Dr. Small detailed how Qatar’s support enabled Texas A&M’s branch campus in Doha’s Education City but came with contractual conditions.

Notably, Texas A&M agreed to grant the Qatar Foundation ownership of all intellectual property from research at the Doha campus. Small called this arrangement “particularly concerning given the potential military applications” of some projects conducted there.

Indeed, Texas A&M’s Qatar campus has undertaken hundreds of research projects – including sensitive work in engineering fields – that could have dual-use civilian and military applications.

Small warned that such provisions, hidden from public view, “compromise academic independence and integrity,” yet universities often fail to disclose them.

“When foreign regimes use American universities to promote their ideologies, and those institutions accept this funding without transparency or accountability, we are complicit in undermining our democratic values,” he testified.

Beyond academic freedom, national security concerns loom large.

Small noted Qatar’s close alignment with extremist networks, stating that Qatar maintains documented… ties to the Muslim Brotherhood… that calls for the destruction of Israel and the killing of Jews.”

He emphasized the risk of advanced research ending up in the wrong hands. Some Texas A&M projects in Qatar involve nuclear engineering and other technologies with potential weapons implications – a worrisome scenario given Qatar’s links to groups like the Brotherhood and even Hamas.

These concerns, heightened after Hamas’s October 2023 attack on Israel, have not gone unnoticed in Texas.

In late 2023, Texas A&M’s Board of Regents voted to wind down the Doha campus by 2028. University officials cited regional instability, but Small’s exposé of Qatar’s influence was a catalyst for reevaluation.

Small welcomed the decision to close the Qatar campus but cautioned that it’s not the end of the story.
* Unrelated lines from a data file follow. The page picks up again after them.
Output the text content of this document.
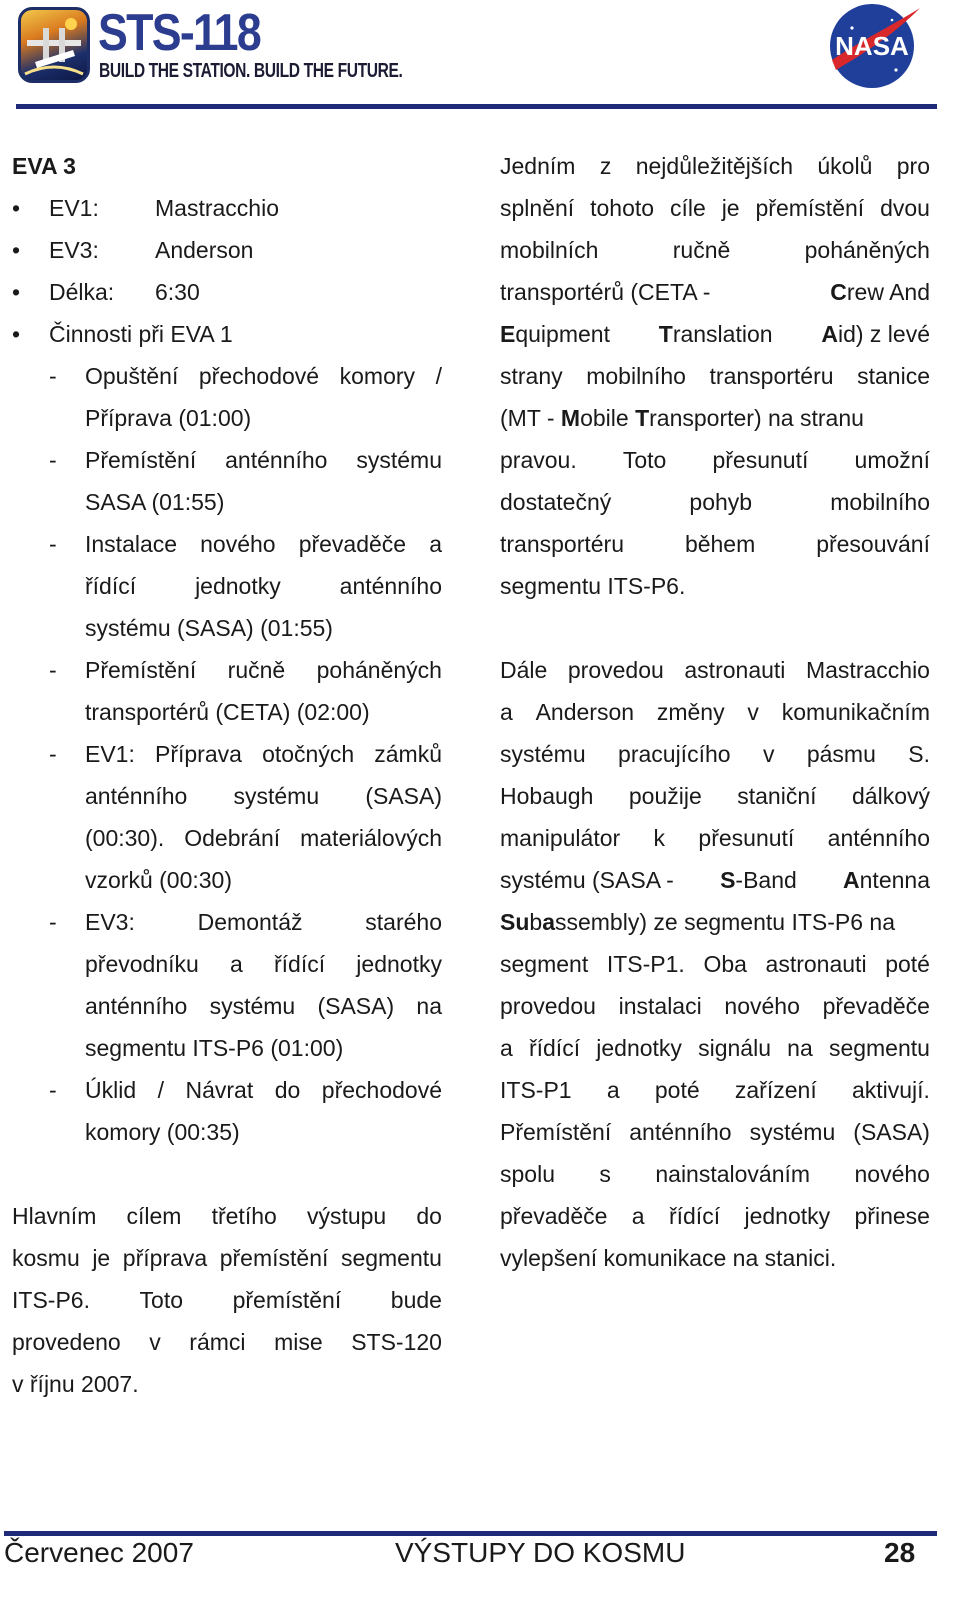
STS-118
BUILD THE STATION. BUILD THE FUTURE.
NASA
EVA 3
• EV1: Mastracchio
• EV3: Anderson
• Délka: 6:30
• Činnosti při EVA 1
- Opuštění přechodové komory /
Příprava (01:00)
- Přemístění anténního systému
SASA (01:55)
- Instalace nového převaděče a
řídící	jednotky	anténního
systému (SASA) (01:55)
- Přemístění ručně poháněných
transportérů (CETA) (02:00)
- EV1: Příprava otočných zámků
anténního systému (SASA)
(00:30). Odebrání materiálových
vzorků (00:30)
- EV3:	Demontáž	starého
převodníku a řídící jednotky
anténního systému (SASA) na
segmentu ITS-P6 (01:00)
- Úklid / Návrat do přechodové
komory (00:35)
Hlavním cílem třetího výstupu do
kosmu je příprava přemístění segmentu
ITS-P6. Toto přemístění bude
provedeno v rámci mise STS-120
v říjnu 2007.
Jedním z nejdůležitějších úkolů pro
splnění tohoto cíle je přemístění dvou
mobilních	ručně	poháněných
transportérů (CETA -	C rew And
E quipment T ranslation A id) z levé
strany mobilního transportéru stanice
(MT - M obile T ransporter) na stranu
pravou. Toto přesunutí umožní
dostatečný	pohyb	mobilního
transportéru	během	přesouvání
segmentu ITS-P6.
Dále provedou astronauti Mastracchio
a Anderson změny v komunikačním
systému pracujícího v pásmu S.
Hobaugh použije staniční dálkový
manipulátor k přesunutí anténního
systému (SASA - S -Band A ntenna
Su b a ssembly) ze segmentu ITS-P6 na
segment ITS-P1. Oba astronauti poté
provedou instalaci nového převaděče
a řídící jednotky signálu na segmentu
ITS-P1 a poté zařízení aktivují.
Přemístění anténního systému (SASA)
spolu s nainstalováním nového
převaděče a řídící jednotky přinese
vylepšení komunikace na stanici.
Červenec 2007	VÝSTUPY DO KOSMU	28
He urged lawmakers to investigate the “sensitive research activities” conducted in Doha and to force full disclosure of all Qatar–Texas A&M agreements.

His testimony has galvanized calls for greater oversight of foreign funding in academia as policymakers grapple with how to safeguard national security and academic integrity in an era of big-dollar international partnerships.

The case of Qatar’s billion-dollar influence at Texas A&M, Small argued, is a wake-up call to defend American universities’ independence from authoritarian money.